Upon graduation, Jon was for one year a Postdoctoral Teaching Fellow in the Theology Department at Fordham University in New York City, offering courses including “Church in Controversy” and “Faith and Critical Reason.” In 2017, he moved to New Haven, CT and took a position as Director of Faith Formation at SS. Isidore and Maria Parish in Glastonbury, CT, where he served until 2021, overseeing a program for around 550 children and teens and supporting the catechist team in their ongoing formation. At this same time, from 2017–2019, Jon served as an adjunct instructor in the Department of Religious Studies at Fairfield University in Fairfield, CT, offering courses including “Religion and the Critical Mind” and “Catholic Intellectual Tradition.” In fall of 2019, he started as an Assistant Professor in the Department of Philosophy and Religion at Albertus Magnus College.
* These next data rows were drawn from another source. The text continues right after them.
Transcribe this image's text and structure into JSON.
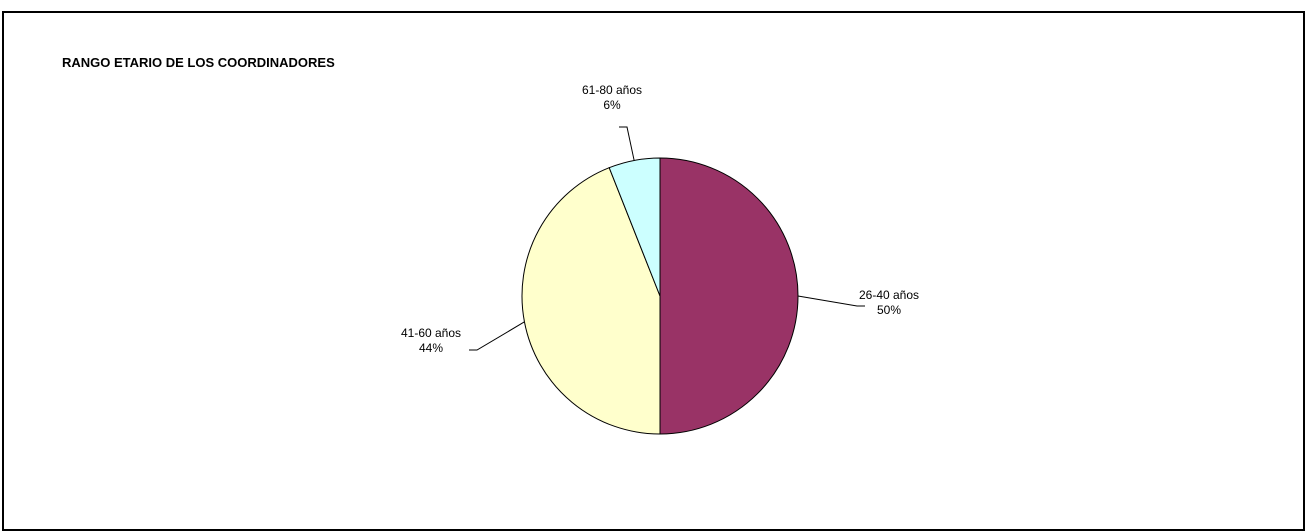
{
  "chart_data": {
    "type": "pie",
    "title": "RANGO ETARIO DE LOS COORDINADORES",
    "categories": [
      "26-40 años",
      "41-60 años",
      "61-80 años"
    ],
    "values": [
      50,
      44,
      6
    ],
    "value_labels": [
      "50%",
      "44%",
      "6%"
    ],
    "colors": [
      "#993366",
      "#FFFFCC",
      "#CCFFFF"
    ],
    "start_angle_deg": 0,
    "direction": "clockwise",
    "legend": "none"
  }
}
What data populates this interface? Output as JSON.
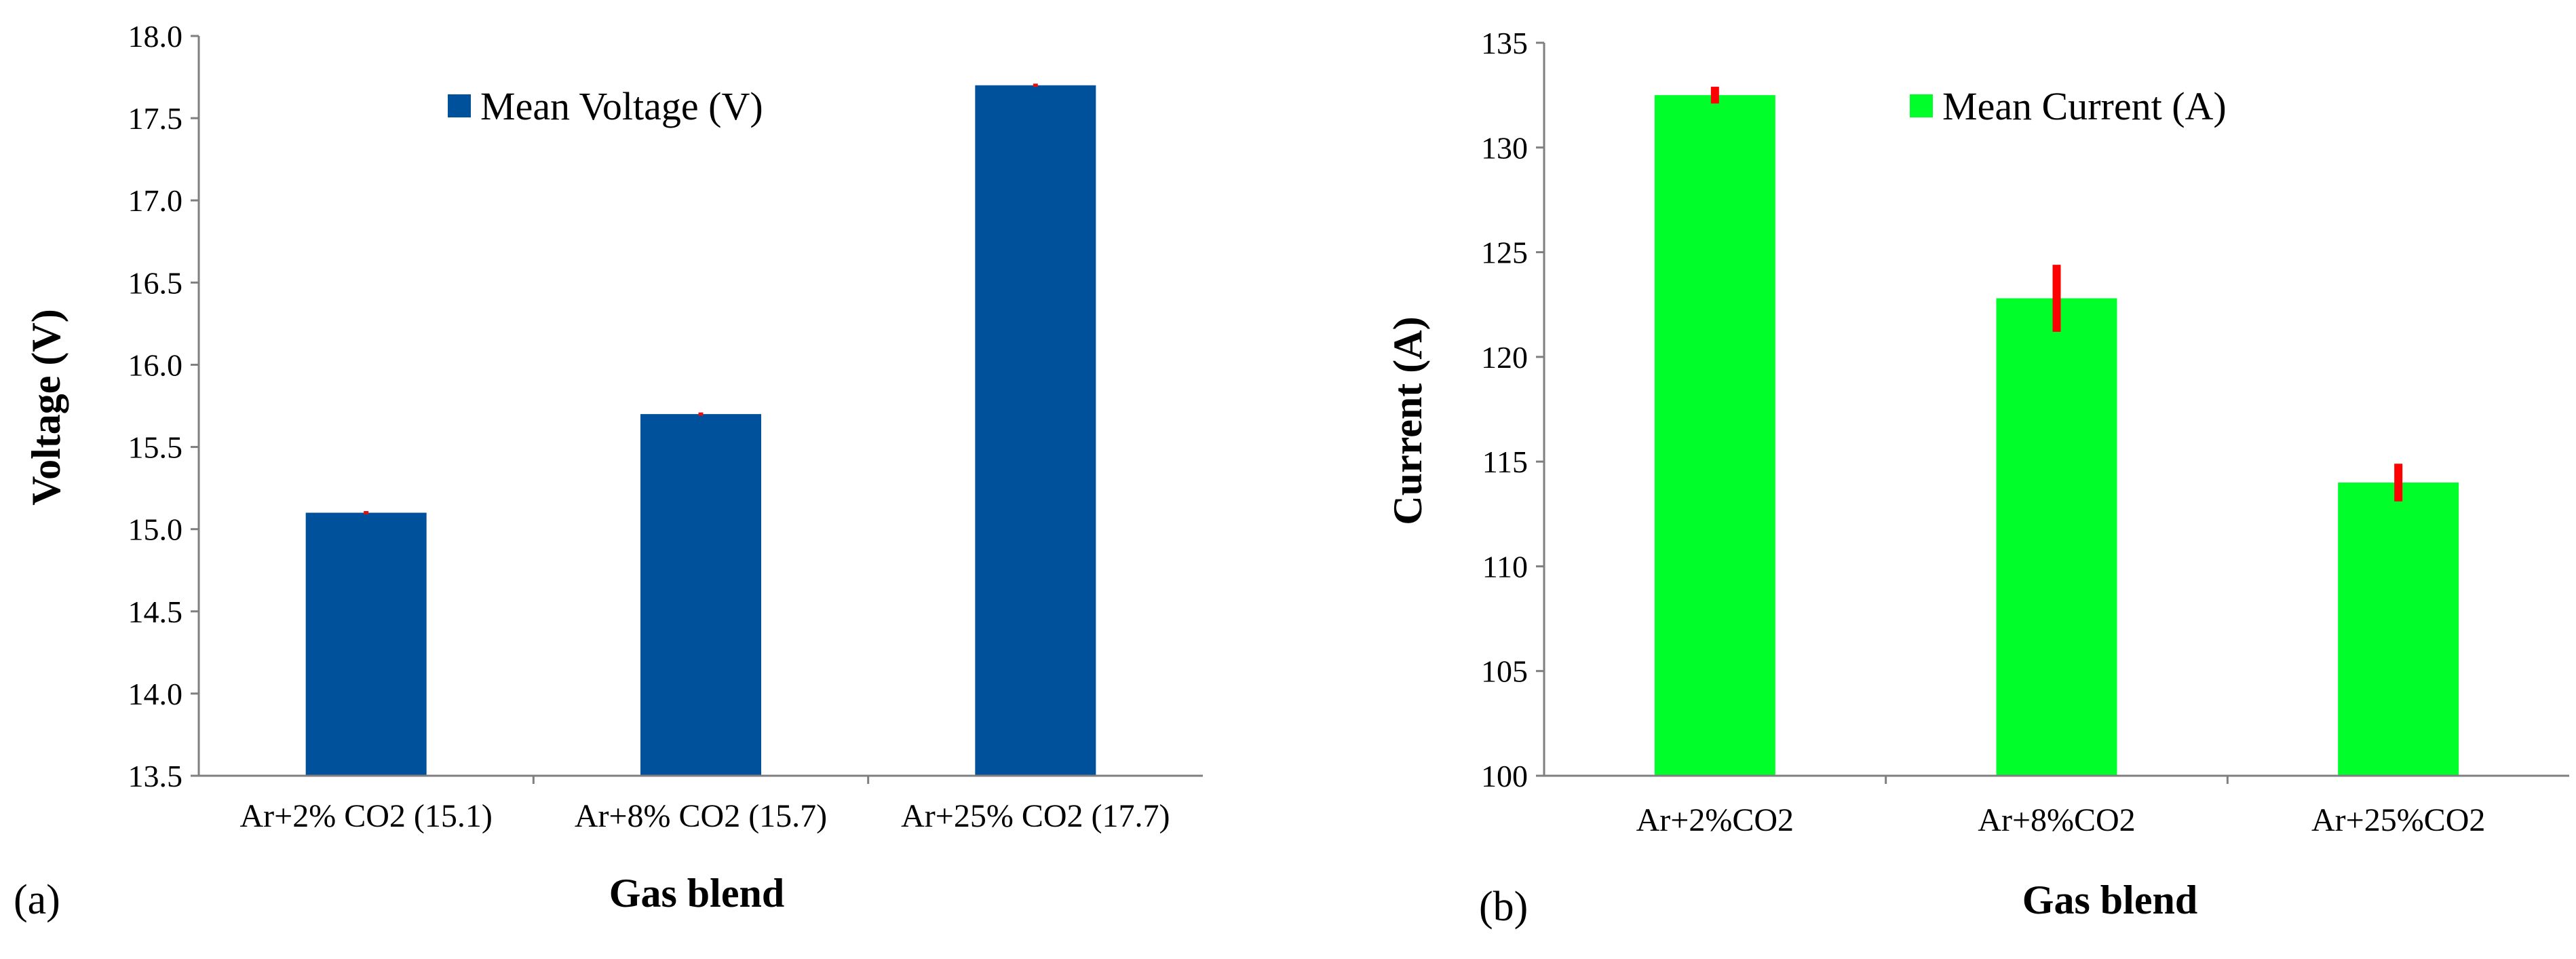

He began his work as Director of the Arts and Humanities Collaborative in summer of 2022.
Amidst his work at Albertus, Jon continues his research on the philosophy of personalism, most recently expressed in an article published in The Journal of Catholic Higher Education, “Scattering the Stars: Personalist Pedagogy and Catholic Higher Education,” on the philosophy of education of Jacques Maritain.
Jon enjoys travel, photography, motorcycling, playing the guitar, documentaries by Adam Curtis, and books, especially by Iris Murdoch, J.M. Coetzee, Neil Gaiman, Annie Dillard, David Bentley Hart, Byung-Chul Han, and Iain McGilchrist. He lives in the Newhallville neighborhood of New Haven, CT.